Широко размахнувшись, контрактник ударил чеченца кулаком в лицо. Из разбитого носа юноши брызнула кровь, голова мотнулась назад, он пронзительно вскрикнул, но уже через секунду, совладав с собой, ожег разведчика горящим ненавистью взглядом.

— Не трогай моего брата! — рявкнул бородач, делая шаг вперед.

— Отставить! — страшным голосом гаркнул Морген, видя как в ответ на непроизвольное движение чеченца, неприятно оскалившись, вскидывает автомат Зяма, плечом чувствуя, как стремительно разворачивается, поднимая оружие Копыто.

— Прекратить немедленно! Копыто, Зяма! Отставить я сказал!

Привычная прочно вбитая в мозги команда подействовала. Остановились, замерли.

— Я ничего не делаю, командир, — в наступившей тишине внятно выговорил чеченец. — И брат мой тоже ничего вам не сделает, только не надо его бить. Мы не сопротивляемся. Мы же пленные…

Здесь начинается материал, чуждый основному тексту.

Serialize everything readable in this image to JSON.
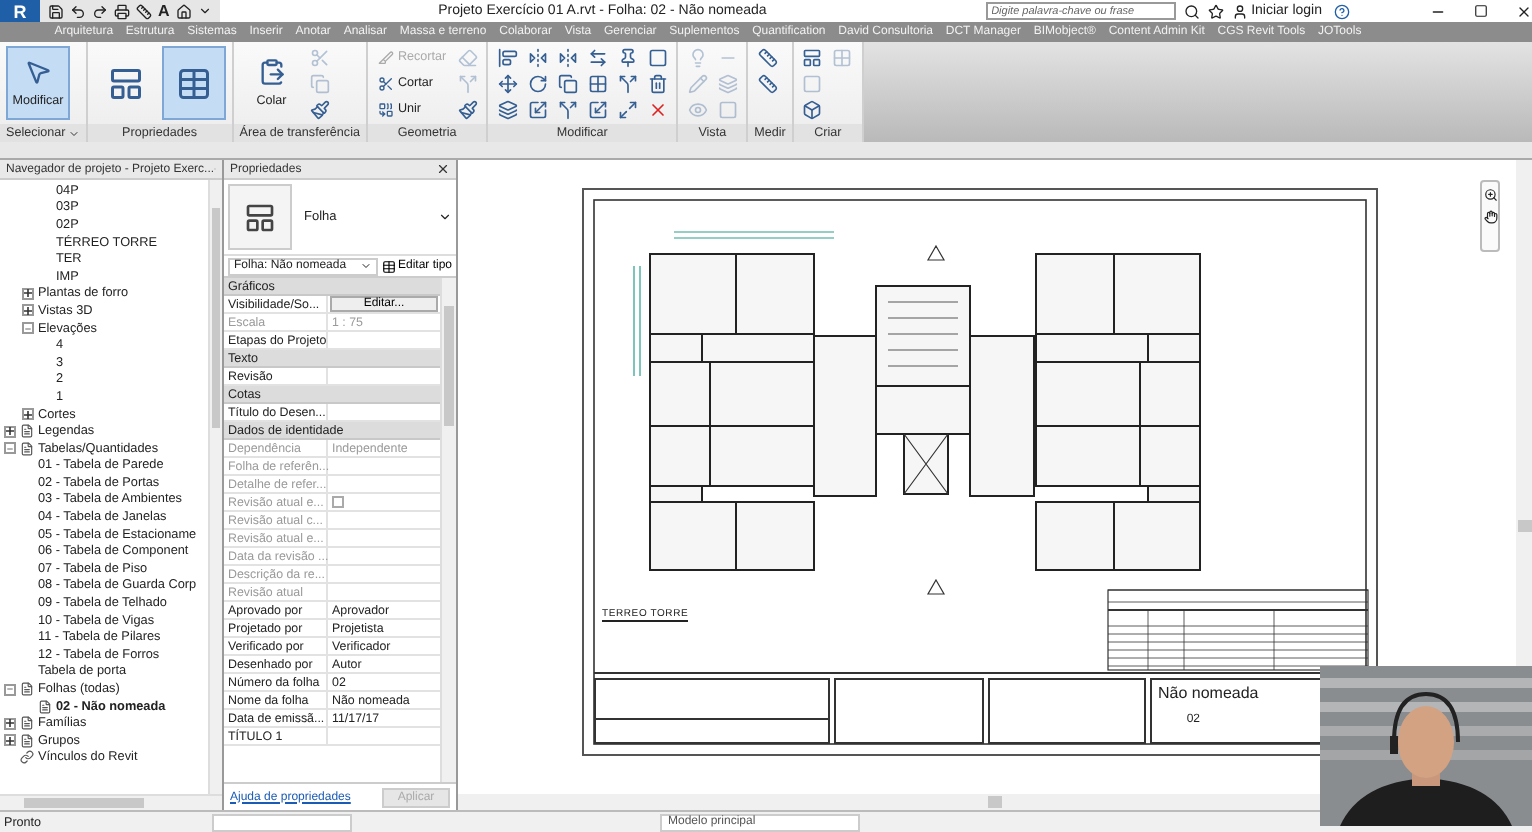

— Заткнись, сука! Заткнись! — пронзительно взвизгнул Зяма, дергая из стороны в сторону мелко дрожащим автоматным стволом. — Пристрелю, гниды!

— Все! Хватит! Зяма, опусти оружие!

— А чего он, командир?!

— Все, Зяма, они пленные, не надо об них мараться… Передадим вованам, пусть они разбираются…

— Я испачкаться для дела не боюсь, командир! — ответил контрактник, с видимым усилием опуская готовый к стрельбе автомат, в голосе звенел неприкрытый вызов.

"Если ты закон не соблюдаешь, чем ты лучше боевика, э?" — вспомнил слова участкового Морген. Привалившись к спиной к бетонной стене, жестом предельно усталого человека, он смахнул со лба крупные капли холодного пота. А разве есть такой закон, по которому можно воевать в своей стране против ее же граждан? Так что же нам соблюдать?